Saturday, 6 January 2024

From that time on Jesus began to explain to his disciples that he must go to Jerusalem and suffer many things at the hands of the elders, the chief priests and the teachers of the law, and that he must be killed and on the third day be raised to life. – Matthew 16:21

Today's Scripture Reading (January 6, 2024): Matthew 16

Mel Gibson released his "The Passion of the Christ" in 2004. I was one of the lucky ones who got to see an early cut of the movie. The editing wasn't finished yet; Jim Caviezel, who played Jesus in the film, still had blue eyes in the movie that had not yet been changed to brown. But I was able to sit there and watch the movie months before it would be released in theaters.

When the movie was released, I decided to take a group of people from the church to see the film and then come back to the church to discuss what we thought about it. One of the people who went with me to the movie that night was an octogenarian who had never been to a movie theater before. As we entered the theater, I walked up beside her and said, "Not only do I get the privilege of taking you to your first movie, but it is R-rated, too." She grimaced at the thought. 

When Mel Gibson's "The Passion of the Christ" came out, there were several reactions from the Christian Church.  For some, it was just simply too graphic.  The scenes of blood being splattered on people and objects around Jesus in some of the scenes bothered some Christians. The question was, do we really need to see that?

Others praised it for its realism.  When the complaints started to come in from secular sources complaining that the movie went overboard and that no one, not even Jesus, was forced to go through the severity of the beating that Jesus went through in the film, preachers, and history scholars stood up and with one voice shouted "No, that is precisely what history teaches us that the Romans did to their prisoners.  There was very little unique in the way that Jesus was treated.  This is historical.

While some are glad they have watched "The Passion" once, they have said they will never watch it again.  It is just too emotional and too draining. I read a list of movies people are glad they had watched once but would never see again, and "The Passion" was predominantly included on the list.

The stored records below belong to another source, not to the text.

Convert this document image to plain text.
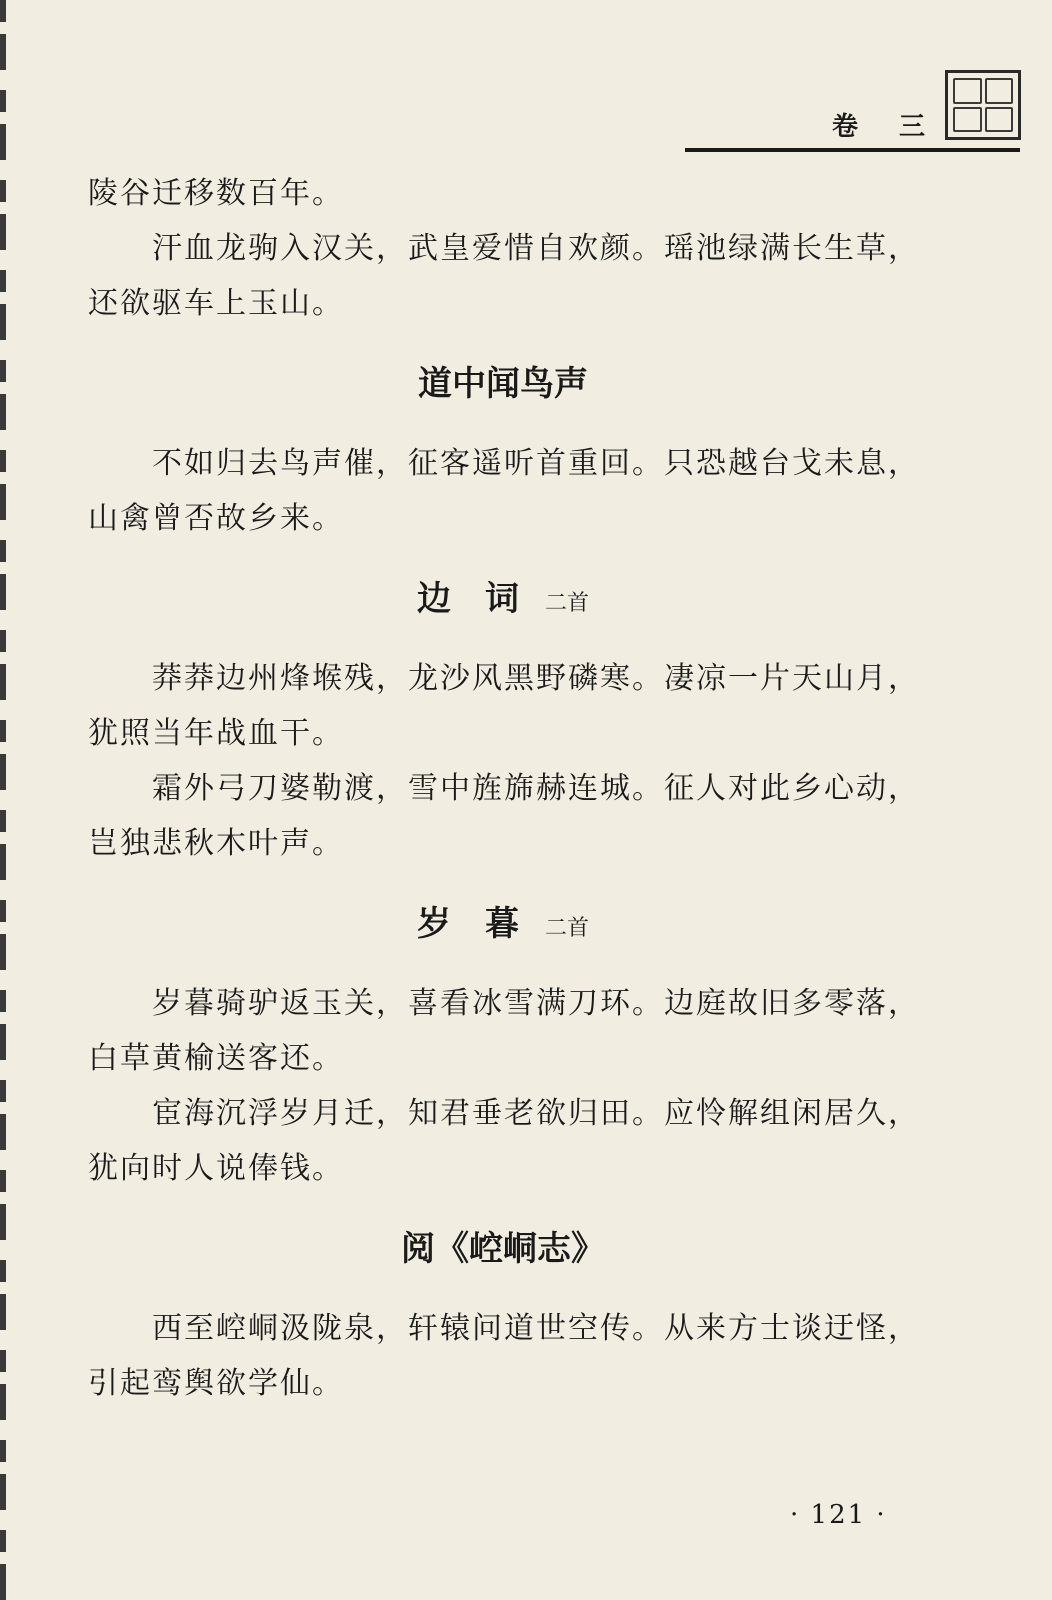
卷 三
陵谷迁移数百年。
汗血龙驹入汉关，武皇爱惜自欢颜。瑶池绿满长生草，
还欲驱车上玉山。
道中闻鸟声
不如归去鸟声催，征客遥听首重回。只恐越台戈未息，
山禽曾否故乡来。
边　词 二首
莽莽边州烽堠残，龙沙风黑野磷寒。凄凉一片天山月，
犹照当年战血干。
霜外弓刀婆勒渡，雪中旌旆赫连城。征人对此乡心动，
岂独悲秋木叶声。
岁　暮 二首
岁暮骑驴返玉关，喜看冰雪满刀环。边庭故旧多零落，
白草黄榆送客还。
宦海沉浮岁月迁，知君垂老欲归田。应怜解组闲居久，
犹向时人说俸钱。
阅《崆峒志》
西至崆峒汲陇泉，轩辕问道世空传。从来方士谈迂怪，
引起鸾舆欲学仙。
· 121 ·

One of my favorite scenes in the movie is where Jesus, beaten and torn, is trying to carry the cross toward the place where he will finally be nailed to it, and the Son of God will finally be lifted up.  As Jesus tries to carry his cross, his mother is racing down the side streets at the other end of the crowds, just trying to get a glimpse of her son.  At one point, Jesus stumbles and falls, and Mary rushes to her son's side. At that moment, Jesus looks at her and says, "It had to be this way."

As Christians, maybe it is hard for us to watch the scenes because, at this point, Jesus looks like he has lost. There is no other way to phrase it. In the garden, Jesus asked that the cup would pass from him.  Satan had already told him a couple of years earlier how that could be done. Jesus, give them bread and material things, and you won't have to go to the cross.  Jesus, keep them guessing with miraculous signs, change the color of the sky, have the angels come and pick you up, show everyone just how powerful you are with signs and wonders of every description, and you will not suffer the cross. Jesus, compromise your message.  Come with me, and you will escape the cross. And Satan was right. To avoid the cross, all he had to do was give materially, show impressive signs of his power, and compromise his message.  Where Satan was wrong (and I prefer to say where Satan was lying) was that in escaping the cross, Jesus could be declared a winner.

To win, Jesus had to lose, and that seems upside-down.

In going to the cross, Jesus became the biggest loser ever. He was God; he could have done whatever he wanted, lived in a palace, and had the armies of the earth as well as the armies of heaven under his command. Jesus could have lived out the rest of his days as a traveling itinerant preacher, traveling from place to place with people he truly cared about.  He could have settled down, married Mary, and had a daughter named Sarah, like Dan Brown insists he did.  But instead of everything, Jesus chose nothing but a cross and went to it willingly.

The Scandal of the Gospel is shown in color on the world's screens in Mel Gibson's movie.  Jesus Christ, the Messiah, the Son of God, in the eyes of the crowds who had cried, "crucify him, had lost.

Some Christians quickly point out that he rose on the third day, but consider this: The only ones who would see him were those who had already followed him and loved him.

Have you ever been chastised for something and come up with the attitude I will show them?  I will do something and show those who don't like me how good I really am. It is the real motive behind the school violence that is ever present in our culture. Kids are hurt and put down and come back to school with knives and sometimes guns in an attempt to show those who have hurt them how important they are.

But Jesus didn't come back to Herod and say, "See, you think you're the king, but you had me crucified, and I'm still here. No verses say that Jesus came back to Pilate with words like "You should have listened to your wife." There are no mentions of Jesus appearing to Caiaphas and Annas and the religious elite.

Jesus lost, and from our perspective, that is upside down. But in losing, he really won!